What will become of the Nobel Prize in Literature?
The Swedish Academy, which awards the Nobel Prize in Literature, has been hit by a major crisis: in the aftermath of a corruption and harassment scandal involving the husband of Academy member Katarina Frostenson, three of the other members who are elected for life have walked out. Not only Swedish commentators are wondering what this means for the Academy's future.
Sweden's reputation is being tarnished
Upsala Nya Tidning fears a loss of prestige for the Nobel Prize and all Sweden:
“The scandal that has hit the Swedish Academy is growing worse every day. At the centre of the drama is Katarina Frostenson, who is married to someone accused of sexual harassment and with whom she runs a cultural institution that has received large sums of money from the Academy over the years. ... In this situation it would only be appropriate for Frostenson to vacate her seat out of a sense of self-preservation and regard for the institution she represents. But clearly she intends to stay put. ... With each day the scandal continues, the reputation of the Nobel Prize and ultimately of Sweden as a nation is being further tarnished.”

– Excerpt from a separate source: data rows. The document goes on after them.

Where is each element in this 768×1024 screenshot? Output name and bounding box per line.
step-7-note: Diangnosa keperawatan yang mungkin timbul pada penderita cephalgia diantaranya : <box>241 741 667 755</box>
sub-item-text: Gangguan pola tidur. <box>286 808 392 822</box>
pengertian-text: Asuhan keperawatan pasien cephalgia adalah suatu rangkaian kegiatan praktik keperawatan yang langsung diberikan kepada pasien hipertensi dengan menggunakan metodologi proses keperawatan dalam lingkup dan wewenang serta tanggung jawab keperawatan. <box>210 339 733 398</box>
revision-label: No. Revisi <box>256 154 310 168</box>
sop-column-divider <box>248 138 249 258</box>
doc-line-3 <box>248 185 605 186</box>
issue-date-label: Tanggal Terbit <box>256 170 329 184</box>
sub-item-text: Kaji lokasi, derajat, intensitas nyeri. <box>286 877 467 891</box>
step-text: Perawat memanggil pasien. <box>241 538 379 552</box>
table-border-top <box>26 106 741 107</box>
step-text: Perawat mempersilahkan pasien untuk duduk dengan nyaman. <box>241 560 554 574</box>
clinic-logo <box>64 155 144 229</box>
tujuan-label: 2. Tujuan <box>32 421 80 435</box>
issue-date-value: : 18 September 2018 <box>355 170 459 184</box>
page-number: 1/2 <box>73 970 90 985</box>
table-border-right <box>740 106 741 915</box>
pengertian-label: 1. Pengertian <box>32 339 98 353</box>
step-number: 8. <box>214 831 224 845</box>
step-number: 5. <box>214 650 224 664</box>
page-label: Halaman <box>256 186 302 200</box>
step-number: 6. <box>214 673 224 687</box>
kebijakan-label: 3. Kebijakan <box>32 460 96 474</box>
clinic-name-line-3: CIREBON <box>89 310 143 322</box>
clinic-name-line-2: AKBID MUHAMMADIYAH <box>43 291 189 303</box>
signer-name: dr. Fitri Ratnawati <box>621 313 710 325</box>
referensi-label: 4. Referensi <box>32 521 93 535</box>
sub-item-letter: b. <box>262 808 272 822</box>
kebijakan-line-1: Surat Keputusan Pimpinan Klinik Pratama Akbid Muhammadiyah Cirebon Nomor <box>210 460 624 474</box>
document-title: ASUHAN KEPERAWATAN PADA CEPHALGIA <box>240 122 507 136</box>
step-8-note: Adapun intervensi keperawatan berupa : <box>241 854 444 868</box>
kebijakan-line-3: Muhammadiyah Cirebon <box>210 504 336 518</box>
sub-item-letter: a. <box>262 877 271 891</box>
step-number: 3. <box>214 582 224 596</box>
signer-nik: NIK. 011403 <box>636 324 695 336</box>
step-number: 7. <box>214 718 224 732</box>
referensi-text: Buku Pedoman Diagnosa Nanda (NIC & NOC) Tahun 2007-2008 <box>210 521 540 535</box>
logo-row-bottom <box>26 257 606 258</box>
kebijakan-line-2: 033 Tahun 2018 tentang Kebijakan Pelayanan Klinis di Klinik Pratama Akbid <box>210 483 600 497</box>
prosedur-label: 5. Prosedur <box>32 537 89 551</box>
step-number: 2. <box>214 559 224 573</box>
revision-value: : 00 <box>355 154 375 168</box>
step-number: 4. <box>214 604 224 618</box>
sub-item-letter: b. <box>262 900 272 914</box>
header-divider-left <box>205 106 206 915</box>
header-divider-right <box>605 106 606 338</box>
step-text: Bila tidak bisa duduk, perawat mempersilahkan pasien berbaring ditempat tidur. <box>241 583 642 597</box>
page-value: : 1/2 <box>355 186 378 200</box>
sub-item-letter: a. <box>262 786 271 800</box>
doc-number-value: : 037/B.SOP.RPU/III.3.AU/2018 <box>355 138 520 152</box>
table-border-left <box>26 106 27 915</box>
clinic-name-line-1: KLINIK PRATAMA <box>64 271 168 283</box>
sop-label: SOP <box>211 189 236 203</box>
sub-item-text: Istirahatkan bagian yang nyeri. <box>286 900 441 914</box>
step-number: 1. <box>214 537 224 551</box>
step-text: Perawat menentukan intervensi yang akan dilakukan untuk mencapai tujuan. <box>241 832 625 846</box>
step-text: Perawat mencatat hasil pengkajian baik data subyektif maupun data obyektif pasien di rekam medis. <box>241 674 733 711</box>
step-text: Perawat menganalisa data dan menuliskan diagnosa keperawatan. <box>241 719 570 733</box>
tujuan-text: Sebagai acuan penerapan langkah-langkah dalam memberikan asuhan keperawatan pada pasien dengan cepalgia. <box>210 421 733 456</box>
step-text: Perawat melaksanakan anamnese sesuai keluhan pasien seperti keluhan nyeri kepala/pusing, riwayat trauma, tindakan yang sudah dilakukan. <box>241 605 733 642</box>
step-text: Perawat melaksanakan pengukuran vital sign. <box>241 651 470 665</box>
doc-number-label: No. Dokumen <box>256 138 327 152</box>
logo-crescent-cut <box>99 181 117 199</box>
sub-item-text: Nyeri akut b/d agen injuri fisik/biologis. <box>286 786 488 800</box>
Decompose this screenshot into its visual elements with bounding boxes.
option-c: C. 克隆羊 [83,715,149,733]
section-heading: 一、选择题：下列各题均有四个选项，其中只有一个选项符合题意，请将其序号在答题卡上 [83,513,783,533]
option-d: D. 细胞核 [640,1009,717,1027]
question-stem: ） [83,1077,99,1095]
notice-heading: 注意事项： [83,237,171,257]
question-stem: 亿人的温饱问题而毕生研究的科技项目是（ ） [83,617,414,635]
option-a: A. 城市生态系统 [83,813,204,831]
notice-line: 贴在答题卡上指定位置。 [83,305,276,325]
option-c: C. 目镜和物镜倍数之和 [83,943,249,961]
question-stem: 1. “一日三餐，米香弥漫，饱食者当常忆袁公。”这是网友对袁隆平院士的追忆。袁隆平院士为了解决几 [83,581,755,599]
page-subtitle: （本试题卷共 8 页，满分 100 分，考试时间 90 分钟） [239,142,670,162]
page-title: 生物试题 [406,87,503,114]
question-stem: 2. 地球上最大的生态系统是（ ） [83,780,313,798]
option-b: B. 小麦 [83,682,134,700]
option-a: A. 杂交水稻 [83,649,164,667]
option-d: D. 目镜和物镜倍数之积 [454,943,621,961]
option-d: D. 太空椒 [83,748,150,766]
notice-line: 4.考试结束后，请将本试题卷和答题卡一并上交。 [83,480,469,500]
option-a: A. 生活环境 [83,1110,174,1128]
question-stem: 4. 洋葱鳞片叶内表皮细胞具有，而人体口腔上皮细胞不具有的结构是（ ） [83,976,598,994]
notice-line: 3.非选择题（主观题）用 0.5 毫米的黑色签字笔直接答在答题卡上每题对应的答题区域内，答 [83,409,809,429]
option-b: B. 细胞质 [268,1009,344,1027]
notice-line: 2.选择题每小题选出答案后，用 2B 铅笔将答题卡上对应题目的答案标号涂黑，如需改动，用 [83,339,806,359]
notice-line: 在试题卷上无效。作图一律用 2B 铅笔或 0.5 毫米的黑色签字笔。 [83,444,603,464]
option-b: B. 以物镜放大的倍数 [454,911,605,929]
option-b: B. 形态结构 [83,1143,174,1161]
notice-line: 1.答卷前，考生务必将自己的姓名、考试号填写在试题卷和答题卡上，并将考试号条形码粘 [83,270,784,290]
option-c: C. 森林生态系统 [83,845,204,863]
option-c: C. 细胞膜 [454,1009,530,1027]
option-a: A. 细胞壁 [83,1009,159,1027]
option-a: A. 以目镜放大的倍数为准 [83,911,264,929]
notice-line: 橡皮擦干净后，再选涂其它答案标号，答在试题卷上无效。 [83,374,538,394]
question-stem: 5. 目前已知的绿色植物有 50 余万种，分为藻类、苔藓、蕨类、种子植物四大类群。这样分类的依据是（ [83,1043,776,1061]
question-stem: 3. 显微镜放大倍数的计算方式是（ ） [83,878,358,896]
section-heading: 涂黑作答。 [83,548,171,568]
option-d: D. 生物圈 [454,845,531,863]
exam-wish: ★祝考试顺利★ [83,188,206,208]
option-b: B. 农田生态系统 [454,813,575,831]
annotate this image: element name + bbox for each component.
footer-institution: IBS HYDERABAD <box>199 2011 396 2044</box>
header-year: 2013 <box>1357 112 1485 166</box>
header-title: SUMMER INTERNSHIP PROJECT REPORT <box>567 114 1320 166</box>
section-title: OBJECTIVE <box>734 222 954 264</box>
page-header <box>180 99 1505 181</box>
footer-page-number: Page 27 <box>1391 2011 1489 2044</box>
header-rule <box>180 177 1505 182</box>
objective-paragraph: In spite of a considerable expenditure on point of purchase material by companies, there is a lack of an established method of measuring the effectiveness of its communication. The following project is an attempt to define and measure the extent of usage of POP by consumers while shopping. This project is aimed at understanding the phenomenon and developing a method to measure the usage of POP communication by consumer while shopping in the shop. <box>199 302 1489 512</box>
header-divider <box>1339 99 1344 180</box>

Collapse of the supreme moral authority
Jyllands-Posten can't resist gloating over the scandal in neighbouring Sweden:
“Our Swedish sister people have many good qualities. ... However, they are also fond of casting themselves as a great moral authority, which often does not end well. Changing governments preach peace and understanding yet don't have any qualms about quietly exporting weapons. ... For a long time Sweden accused other countries, including Denmark, of taking in too few refugees, until Sweden itself closed its borders. ... And now the Swedish Academy is wringing its hands. ... It could well be that the Nobel Prize is in danger, even if Per Wästberg, Chairman of the literature prize committee, has stressed that the Nobel Prize will not collapse. Say what you will, but this is certainly a moral collapse.”
Academy should go international
The current crisis at the Swedish Academy represents the opportunity for the long overdue renewal of the institution, the Neue Zürcher Zeitung comments:
“The discord at the Academy and its decimation simply expose a deeper problem: the Academy's provincialism has long since been rendered obsolete. The Swedish King Carl Gustav has now intervened in the discussion. But perhaps a more robust royal intervention is needed. To stop the institution from becoming nothing but a superfluous relic of itself, the monarch, by virtue of his position, could cut the Gordian knot resulting from the rules and the stalemate situation and place the Academy on a new and - why not? - international footing.”